I would emphasize the following items to maximize outcomes or maintain optionality for both quant finance and tech jobs:
1. If you are working in finance, work at a place where technology is a first-class citizen and strategic priority. Many of not most firms in finance do not invest in software the way a Google, Meta, or venture-funded tech startup would and run the business on old, legacy software with weaker development standards. Investment banks are bureaucratic, highly regulated, and would fall in this group as would many large asset managers. Many HFTs and quant hedge funds are much stronger with tech and employ many people from FAANG+ tech companies (and also lose people to these tech companies). Firms like Jump, HRT, Citadel, Jane Street, Two Sigma would be in this group.
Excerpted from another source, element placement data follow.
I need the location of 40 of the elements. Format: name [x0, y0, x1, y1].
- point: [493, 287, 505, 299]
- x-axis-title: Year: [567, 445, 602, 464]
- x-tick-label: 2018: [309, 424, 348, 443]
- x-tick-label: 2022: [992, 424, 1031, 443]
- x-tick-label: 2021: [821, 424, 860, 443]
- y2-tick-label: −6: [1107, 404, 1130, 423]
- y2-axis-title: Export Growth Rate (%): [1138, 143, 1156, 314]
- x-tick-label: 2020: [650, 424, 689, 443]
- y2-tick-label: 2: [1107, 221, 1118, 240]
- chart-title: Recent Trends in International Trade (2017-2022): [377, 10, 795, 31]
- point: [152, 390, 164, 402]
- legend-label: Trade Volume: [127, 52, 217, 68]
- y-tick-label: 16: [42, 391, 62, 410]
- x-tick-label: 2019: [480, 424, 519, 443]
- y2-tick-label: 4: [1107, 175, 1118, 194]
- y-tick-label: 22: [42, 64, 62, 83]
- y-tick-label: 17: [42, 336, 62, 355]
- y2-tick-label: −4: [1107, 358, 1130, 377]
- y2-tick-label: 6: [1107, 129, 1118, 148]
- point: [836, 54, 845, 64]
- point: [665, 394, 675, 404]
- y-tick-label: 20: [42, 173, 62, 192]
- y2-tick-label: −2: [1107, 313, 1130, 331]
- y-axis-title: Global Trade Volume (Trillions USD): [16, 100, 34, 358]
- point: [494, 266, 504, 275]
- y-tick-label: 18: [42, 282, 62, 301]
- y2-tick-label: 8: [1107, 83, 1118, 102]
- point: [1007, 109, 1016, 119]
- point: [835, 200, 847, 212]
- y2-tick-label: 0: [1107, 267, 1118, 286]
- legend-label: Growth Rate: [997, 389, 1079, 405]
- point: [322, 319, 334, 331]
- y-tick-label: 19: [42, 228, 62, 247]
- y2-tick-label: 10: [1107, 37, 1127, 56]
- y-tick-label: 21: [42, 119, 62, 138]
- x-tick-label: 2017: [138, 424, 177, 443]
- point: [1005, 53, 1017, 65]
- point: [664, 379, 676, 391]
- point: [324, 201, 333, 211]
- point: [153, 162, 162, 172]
Your employability in tech will suffer if the programming languages and software frameworks you use in your job are far from the cutting edge.
2. Work on projects which advance and demonstrate your skills in core, more general data science and machine learning and data analysis applications. Pricing derivatives using PDE or doing classic factor investing is unlikely to help much here. There are increasing applications of machine learning (including deep learning and reinforcement learning) in finance including the research of Bryan Kelly, Marcos Lopez de Prado, Gordon Ritter, and Blanka Horvath. I also follow Vivek Viswanathan on LinkedIn and he does a good job outlining his evolution from a traditional factor quant to an ML quant while stressing the importance of solid software development and data management practices. Many finance firms will have teams focused on data science and machine learning which operate in a similar way to those at tech companies and can be great places to work. With the proliferation of new, "alternative" data sources also comes a need to handle less structured data, e.g. text, in a way which is most suited for ML techniques.
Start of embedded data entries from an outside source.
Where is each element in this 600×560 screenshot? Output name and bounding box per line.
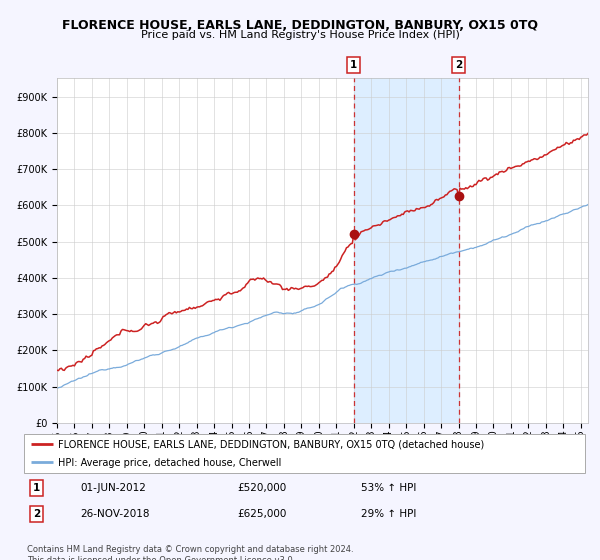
Text: 2: 2 — [455, 60, 462, 70]
Text: FLORENCE HOUSE, EARLS LANE, DEDDINGTON, BANBURY, OX15 0TQ: FLORENCE HOUSE, EARLS LANE, DEDDINGTON, … — [62, 18, 538, 32]
Text: 29% ↑ HPI: 29% ↑ HPI — [361, 509, 416, 519]
Text: 01-JUN-2012: 01-JUN-2012 — [80, 483, 146, 493]
Text: £520,000: £520,000 — [237, 483, 286, 493]
Text: Price paid vs. HM Land Registry's House Price Index (HPI): Price paid vs. HM Land Registry's House … — [140, 30, 460, 40]
Text: Contains HM Land Registry data © Crown copyright and database right 2024.
This d: Contains HM Land Registry data © Crown c… — [27, 545, 353, 560]
Text: 26-NOV-2018: 26-NOV-2018 — [80, 509, 149, 519]
Bar — [354, 78, 458, 423]
Text: £625,000: £625,000 — [237, 509, 287, 519]
Text: 1: 1 — [350, 60, 358, 70]
FancyBboxPatch shape — [24, 434, 585, 473]
Text: FLORENCE HOUSE, EARLS LANE, DEDDINGTON, BANBURY, OX15 0TQ (detached house): FLORENCE HOUSE, EARLS LANE, DEDDINGTON, … — [58, 440, 484, 450]
Text: 1: 1 — [33, 483, 40, 493]
Text: HPI: Average price, detached house, Cherwell: HPI: Average price, detached house, Cher… — [58, 458, 281, 468]
Text: 2: 2 — [33, 509, 40, 519]
Text: 53% ↑ HPI: 53% ↑ HPI — [361, 483, 416, 493]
3. Write production code. I have interviewed many people for both quant and data science jobs, and a poor grasp of CS fundamentals and lack of programming experience is the most common deficit I see. Many quant and DS jobs do not require you to write production code, but your impact and opportunities will be much higher if you can.
While investing and trading is fundamentally about liquidity provision and/or managing a portfolio, tech is (mostly) about building a tangible product. It is hard to develop tech product intuition working in finance, but you can build this on the job in tech.